In this context $\overline{\mathbb{R}}$ is equipped with the Borel $\sigma$-algebra $\mathcal{B}$.
Let it be that $\mathcal{V}$ is a collection of subsets of $\overline{\mathbb{R}}$ such that $\sigma\left(\mathcal{V}\right)=\mathcal{B}$, i.e. $\mathcal{B}$ is the smallest $\sigma$-algebra that contains $\mathcal{V}$.

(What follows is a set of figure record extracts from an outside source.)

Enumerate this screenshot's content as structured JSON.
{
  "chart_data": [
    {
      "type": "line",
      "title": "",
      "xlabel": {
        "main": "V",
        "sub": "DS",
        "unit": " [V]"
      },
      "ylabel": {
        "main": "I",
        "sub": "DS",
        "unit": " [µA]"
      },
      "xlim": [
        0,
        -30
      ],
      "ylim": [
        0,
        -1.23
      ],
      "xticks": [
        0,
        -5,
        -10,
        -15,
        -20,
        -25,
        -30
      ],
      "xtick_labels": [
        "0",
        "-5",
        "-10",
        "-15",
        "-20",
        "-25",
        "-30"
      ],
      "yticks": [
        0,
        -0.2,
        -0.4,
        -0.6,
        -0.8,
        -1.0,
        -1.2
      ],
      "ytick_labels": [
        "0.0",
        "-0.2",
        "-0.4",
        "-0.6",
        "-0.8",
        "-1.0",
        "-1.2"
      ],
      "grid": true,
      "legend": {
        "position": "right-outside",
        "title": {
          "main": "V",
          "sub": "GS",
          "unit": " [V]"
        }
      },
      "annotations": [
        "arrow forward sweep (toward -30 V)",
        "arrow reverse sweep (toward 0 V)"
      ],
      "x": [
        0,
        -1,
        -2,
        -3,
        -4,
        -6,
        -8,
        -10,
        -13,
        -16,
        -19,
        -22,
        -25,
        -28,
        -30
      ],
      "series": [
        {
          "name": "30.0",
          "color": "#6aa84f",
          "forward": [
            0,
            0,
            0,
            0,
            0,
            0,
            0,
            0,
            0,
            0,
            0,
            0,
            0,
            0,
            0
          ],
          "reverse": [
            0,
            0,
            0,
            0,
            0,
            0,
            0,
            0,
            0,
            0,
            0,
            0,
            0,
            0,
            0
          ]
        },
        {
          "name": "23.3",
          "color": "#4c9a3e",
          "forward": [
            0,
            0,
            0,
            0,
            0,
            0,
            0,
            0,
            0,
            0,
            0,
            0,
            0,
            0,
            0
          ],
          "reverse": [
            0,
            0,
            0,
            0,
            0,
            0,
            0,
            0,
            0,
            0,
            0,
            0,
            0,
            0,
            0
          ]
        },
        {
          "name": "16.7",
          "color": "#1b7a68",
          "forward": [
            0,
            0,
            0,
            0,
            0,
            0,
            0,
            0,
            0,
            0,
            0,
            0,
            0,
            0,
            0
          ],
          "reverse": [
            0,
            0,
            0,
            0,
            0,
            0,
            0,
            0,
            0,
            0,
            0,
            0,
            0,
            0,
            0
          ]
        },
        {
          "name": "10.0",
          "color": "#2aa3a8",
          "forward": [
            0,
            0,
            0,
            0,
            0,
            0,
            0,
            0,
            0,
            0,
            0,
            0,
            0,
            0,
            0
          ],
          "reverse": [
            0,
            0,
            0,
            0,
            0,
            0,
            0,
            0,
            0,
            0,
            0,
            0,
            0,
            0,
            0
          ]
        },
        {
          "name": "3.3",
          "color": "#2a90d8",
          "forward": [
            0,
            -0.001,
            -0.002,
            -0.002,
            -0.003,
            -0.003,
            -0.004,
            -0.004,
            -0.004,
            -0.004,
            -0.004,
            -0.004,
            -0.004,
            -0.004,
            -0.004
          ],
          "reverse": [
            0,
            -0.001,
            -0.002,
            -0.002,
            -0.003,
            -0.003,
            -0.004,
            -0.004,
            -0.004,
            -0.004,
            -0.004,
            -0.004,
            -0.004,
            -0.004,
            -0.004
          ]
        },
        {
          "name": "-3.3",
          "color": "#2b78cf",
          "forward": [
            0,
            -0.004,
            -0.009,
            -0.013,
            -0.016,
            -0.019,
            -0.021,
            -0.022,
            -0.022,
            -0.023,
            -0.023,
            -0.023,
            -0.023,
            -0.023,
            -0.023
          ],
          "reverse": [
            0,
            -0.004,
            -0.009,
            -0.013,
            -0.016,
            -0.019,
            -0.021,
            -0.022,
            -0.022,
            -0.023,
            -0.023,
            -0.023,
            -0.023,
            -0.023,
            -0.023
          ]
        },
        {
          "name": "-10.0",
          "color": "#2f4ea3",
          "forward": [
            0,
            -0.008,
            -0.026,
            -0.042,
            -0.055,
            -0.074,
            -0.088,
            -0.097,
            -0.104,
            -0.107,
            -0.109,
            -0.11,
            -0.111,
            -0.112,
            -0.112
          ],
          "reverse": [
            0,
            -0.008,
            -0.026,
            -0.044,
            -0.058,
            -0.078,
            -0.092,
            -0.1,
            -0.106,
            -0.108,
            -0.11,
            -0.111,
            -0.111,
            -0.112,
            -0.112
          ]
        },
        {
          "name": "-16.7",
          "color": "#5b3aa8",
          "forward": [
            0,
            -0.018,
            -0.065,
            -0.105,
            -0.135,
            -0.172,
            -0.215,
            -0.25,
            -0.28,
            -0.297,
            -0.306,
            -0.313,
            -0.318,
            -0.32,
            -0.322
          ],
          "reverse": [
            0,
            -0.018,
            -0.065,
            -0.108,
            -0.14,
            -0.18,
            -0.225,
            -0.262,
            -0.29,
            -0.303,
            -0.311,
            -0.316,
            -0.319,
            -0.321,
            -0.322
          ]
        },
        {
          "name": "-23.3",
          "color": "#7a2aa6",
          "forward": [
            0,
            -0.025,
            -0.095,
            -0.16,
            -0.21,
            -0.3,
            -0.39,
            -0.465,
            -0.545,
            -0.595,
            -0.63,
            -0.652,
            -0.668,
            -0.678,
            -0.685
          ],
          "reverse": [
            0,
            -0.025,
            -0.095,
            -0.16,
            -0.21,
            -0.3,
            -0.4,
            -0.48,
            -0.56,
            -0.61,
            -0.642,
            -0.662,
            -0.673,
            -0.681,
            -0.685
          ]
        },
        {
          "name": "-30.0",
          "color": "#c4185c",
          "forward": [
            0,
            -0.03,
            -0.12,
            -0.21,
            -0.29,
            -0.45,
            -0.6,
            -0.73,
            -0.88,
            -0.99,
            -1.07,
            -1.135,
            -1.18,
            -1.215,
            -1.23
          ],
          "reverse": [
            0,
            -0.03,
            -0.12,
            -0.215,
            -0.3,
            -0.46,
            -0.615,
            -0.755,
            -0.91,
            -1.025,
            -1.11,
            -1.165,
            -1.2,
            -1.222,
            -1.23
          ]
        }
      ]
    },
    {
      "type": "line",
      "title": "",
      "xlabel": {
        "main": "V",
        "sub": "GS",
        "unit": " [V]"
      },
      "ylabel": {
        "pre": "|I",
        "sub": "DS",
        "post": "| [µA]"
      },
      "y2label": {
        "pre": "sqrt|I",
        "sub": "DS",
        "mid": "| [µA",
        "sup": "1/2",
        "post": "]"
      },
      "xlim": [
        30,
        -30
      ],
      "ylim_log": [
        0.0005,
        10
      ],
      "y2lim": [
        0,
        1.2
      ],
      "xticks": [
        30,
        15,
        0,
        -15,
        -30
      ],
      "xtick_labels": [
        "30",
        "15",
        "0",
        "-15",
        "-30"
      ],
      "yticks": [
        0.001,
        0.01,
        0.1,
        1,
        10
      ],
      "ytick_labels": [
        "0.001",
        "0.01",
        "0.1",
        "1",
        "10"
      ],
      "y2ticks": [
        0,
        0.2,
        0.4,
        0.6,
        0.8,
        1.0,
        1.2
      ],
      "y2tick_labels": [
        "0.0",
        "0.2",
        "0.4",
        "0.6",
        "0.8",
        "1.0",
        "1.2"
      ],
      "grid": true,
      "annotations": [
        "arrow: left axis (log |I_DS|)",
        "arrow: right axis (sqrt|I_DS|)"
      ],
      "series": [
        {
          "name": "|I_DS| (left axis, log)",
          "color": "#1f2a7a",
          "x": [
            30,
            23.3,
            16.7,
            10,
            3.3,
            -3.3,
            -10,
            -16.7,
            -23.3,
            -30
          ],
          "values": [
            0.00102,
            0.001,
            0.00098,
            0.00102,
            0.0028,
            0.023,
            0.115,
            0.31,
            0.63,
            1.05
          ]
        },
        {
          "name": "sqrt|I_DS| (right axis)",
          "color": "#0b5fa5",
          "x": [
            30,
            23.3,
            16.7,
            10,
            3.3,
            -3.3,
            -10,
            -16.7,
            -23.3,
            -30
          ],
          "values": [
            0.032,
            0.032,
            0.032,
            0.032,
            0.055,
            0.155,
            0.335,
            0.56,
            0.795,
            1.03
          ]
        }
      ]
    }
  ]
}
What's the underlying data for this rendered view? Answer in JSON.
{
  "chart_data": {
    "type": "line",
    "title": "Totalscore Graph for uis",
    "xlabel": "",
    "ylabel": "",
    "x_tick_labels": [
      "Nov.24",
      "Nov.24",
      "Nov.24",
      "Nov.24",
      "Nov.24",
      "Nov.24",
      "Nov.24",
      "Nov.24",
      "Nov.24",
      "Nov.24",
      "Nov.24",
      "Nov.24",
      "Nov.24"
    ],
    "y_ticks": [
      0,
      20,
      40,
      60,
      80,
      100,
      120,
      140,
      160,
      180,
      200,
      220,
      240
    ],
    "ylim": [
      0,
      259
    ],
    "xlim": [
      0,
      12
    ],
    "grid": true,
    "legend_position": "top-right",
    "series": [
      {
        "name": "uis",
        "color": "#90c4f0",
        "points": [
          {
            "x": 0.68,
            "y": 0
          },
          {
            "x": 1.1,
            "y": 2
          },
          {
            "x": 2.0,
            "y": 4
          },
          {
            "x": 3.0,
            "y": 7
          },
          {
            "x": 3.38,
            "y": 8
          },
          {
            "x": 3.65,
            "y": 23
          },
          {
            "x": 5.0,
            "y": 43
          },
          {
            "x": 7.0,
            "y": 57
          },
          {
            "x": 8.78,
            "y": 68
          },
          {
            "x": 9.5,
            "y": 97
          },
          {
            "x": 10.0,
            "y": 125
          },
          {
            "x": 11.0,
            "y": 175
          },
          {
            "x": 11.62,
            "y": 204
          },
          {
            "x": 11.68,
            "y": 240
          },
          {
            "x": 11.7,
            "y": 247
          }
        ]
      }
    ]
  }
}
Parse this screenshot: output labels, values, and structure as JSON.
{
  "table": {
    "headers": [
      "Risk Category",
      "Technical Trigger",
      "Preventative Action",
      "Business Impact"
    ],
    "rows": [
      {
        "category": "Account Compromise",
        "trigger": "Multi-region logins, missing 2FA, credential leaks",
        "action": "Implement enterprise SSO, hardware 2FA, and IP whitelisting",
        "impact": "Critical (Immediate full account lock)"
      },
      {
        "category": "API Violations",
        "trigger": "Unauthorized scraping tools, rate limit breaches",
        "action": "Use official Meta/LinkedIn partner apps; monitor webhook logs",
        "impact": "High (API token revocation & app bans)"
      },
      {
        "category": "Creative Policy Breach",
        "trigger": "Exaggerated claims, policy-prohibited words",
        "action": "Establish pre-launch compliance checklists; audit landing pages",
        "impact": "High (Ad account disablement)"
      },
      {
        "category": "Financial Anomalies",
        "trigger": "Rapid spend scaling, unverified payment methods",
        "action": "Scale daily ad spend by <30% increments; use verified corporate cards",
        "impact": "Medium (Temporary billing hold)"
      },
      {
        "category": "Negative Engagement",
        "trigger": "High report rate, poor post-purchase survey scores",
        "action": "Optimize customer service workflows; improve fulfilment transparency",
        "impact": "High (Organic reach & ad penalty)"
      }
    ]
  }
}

If $\left(X,\mathcal{A}\right)$ is a measurabe space the normal condition for a function $f:X\rightarrow\overline{\mathbb{R}}$ to be measurable, i.e. $f^{-1}\left(\mathcal{B}\right)\subseteq\mathcal{A}$, can be weakened to $f^{-1}\left(\mathcal{V}\right)\subseteq\mathcal{A}$.
In fact we have $f^{-1}\left(\sigma\left(\mathcal{V}\right)\right)=\sigma\left(f^{-1}\left(\mathcal{V}\right)\right)$ so that on base of $f^{-1}\left(\mathcal{V}\right)\subseteq\mathcal{A}$ we find: $$f^{-1}\left(\mathcal{B}\right)=f^{-1}\left(\sigma\left(\mathcal{V}\right)\right)=\sigma\left(f^{-1}\left(\mathcal{V}\right)\right)\subseteq\mathcal{A}$$ A proof of that can be found here.
The statement in your question is true because $\mathcal{V}:=\left\{ \left(a,+\infty\right]\mid a\in\mathbb{Q}\right\} $ indeed satisfies the mentioned condition $\sigma\left(\mathcal{V}\right)=\mathcal{B}$.